Marine Le Pen passée au peigne fin

Dans une interview au journal Le Point (1), Marine Le Pen expose quelques-unes des valeurs qu’elle entend défendre.

Nous livrons ci-dessous en exclusivité pour Médiapart une explication de texte utile à la compréhension du message :

1- retrait de Céline de la liste des commémorations nationales 2011 : M. Le Pen juge cette mesure « absurde » (= contraire à la raison) et attend comme suite logique qu’on le retire aussi de la vente en librairie ; or, la mesure est parfaitement raisonnée : constatant que l’antisémitisme est non seulement présent dans l’œuvre du grand écrivain mais fait aussi l’objet d’une apologie militante alors que la République considère l’antisémitisme comme un délit grave, l’Etat est fondé à ne pas vouloir glorifier l’homme à l’occasion d’une commémoration, qui relève d’un choix politique, indépendamment de la valeur littéraire d’une œuvre, et non pas d’une page d’histoire. L’interdire en librairie serait en revanche une censure inacceptable, équivalant à vouloir retirer de notre connaissance les savoirs qui déplaisent.

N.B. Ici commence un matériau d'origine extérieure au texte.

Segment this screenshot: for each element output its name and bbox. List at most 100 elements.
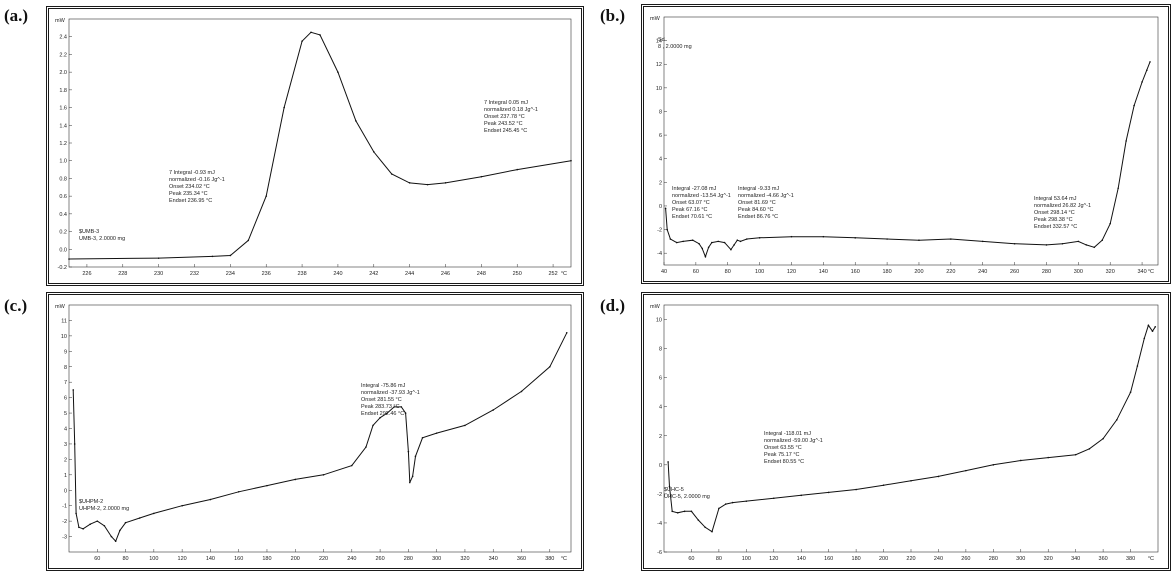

2- dîner annuel du CRIF : M. Le Pen refuse de s’y rendre comme chef d’Etat car, en tant que républicaine, elle ne s’estime pas devoir répondre aux invitations communautaires. C’est une très mauvaise lecture de la laicité (= neutralité communautaire, pas ignorance des communautés) ; N’oublions pas que l’Etat, par le biais de son ministre de l’intérieur, est aussi ministre des cultes ; ce qu’on peut donc reprocher à Nicolas Sarkozy n’est pas cela mais éventuellement de vouloir privilégier une communauté par rapport aux autres et de sur-dimensionner la représentativité du CRIF qui n’est pas la voix des juifs religieux (= grand rabinat) ni celle des laiques (non consultés pour la circonstance et par nature hors champ communautaire).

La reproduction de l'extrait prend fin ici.